Quand la maladie d’amour attrape un Capricorne, c’est Byzance. Cela n’arrive pas souvent. Courage, fuyons se dit le Capricorne quand il croit rencontrer l’amour. La peur d’aimer ? Sans doute. Parce que c’est trop agréable, trop merveilleux : on commence à y croire et pouf ! cela s’arrête. Et là, cela fait mal, très mal.

Alors l’amour, c’est comme les bonnes choses : le Capricorne n’en abuse pas. Lui est timide, un peu gauche avec les femmes quand il fait du sentiment. Le grand amour c’est trop beau pour être vrai ou alors c’est risqué. Il ne veut pas y croire : il se méfie. C’est un passionné à froid : pas de complexe en-dessous de la ceinture mais si vous lui titillez le cœur, il panique, il s’embrouille, il devient distrait, il perd la tête.

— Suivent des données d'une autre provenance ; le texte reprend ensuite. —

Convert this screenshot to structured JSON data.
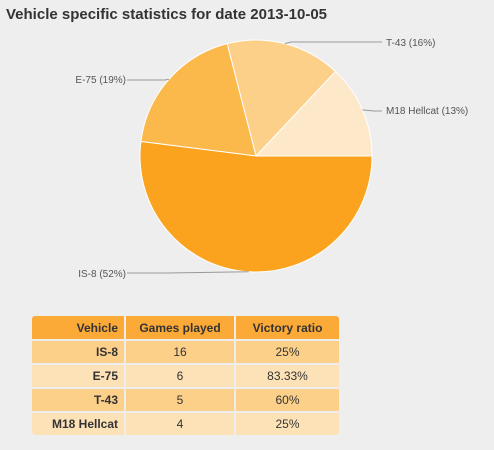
{
  "title": "Vehicle specific statistics for date 2013-10-05",
  "chart_data": {
    "type": "pie",
    "title": "Vehicle specific statistics for date 2013-10-05",
    "slices": [
      {
        "label": "M18 Hellcat (13%)",
        "value": 13,
        "color": "#fde9c9"
      },
      {
        "label": "T-43 (16%)",
        "value": 16,
        "color": "#fdd08a"
      },
      {
        "label": "E-75 (19%)",
        "value": 19,
        "color": "#fbb84b"
      },
      {
        "label": "IS-8 (52%)",
        "value": 52,
        "color": "#fba21e"
      }
    ]
  },
  "table": {
    "headers": [
      "Vehicle",
      "Games played",
      "Victory ratio"
    ],
    "rows": [
      [
        "IS-8",
        "16",
        "25%"
      ],
      [
        "E-75",
        "6",
        "83.33%"
      ],
      [
        "T-43",
        "5",
        "60%"
      ],
      [
        "M18 Hellcat",
        "4",
        "25%"
      ]
    ]
  }
}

Il préfère le célibat ou le mariage de raison : c’est la même solitude. Elle est une femme de glace. Elle se prête mais ne se donne pas ; elle a des migraines, des projets, des ambitions, une carrière à mener, une indépendance à défendre. L’amour, oui peut-être, mais plus tard. Les choses sérieuses d’abord.

Son homme idéal, l’inconnu d’une nuit : les jours sont à elles, rien qu’à elle. Et un mariage d’intérêt, cela reste toujours un mauvais arrangement qui vaut mieux qu’un bon amour. Tous les deux sont très forts pour déjouer les pièges de l’amour mais avec l’âge ils se fatiguent et là, l’amour a sa chance.

Un Capricorne amoureux rajeunit de vingt ans. Toutes craintes disparues, il se découvre des trésors de tendresse. Et il aime d’autant plus intensément, qu’il n’avait pas eu l’occasion ni le goût de les gaspiller.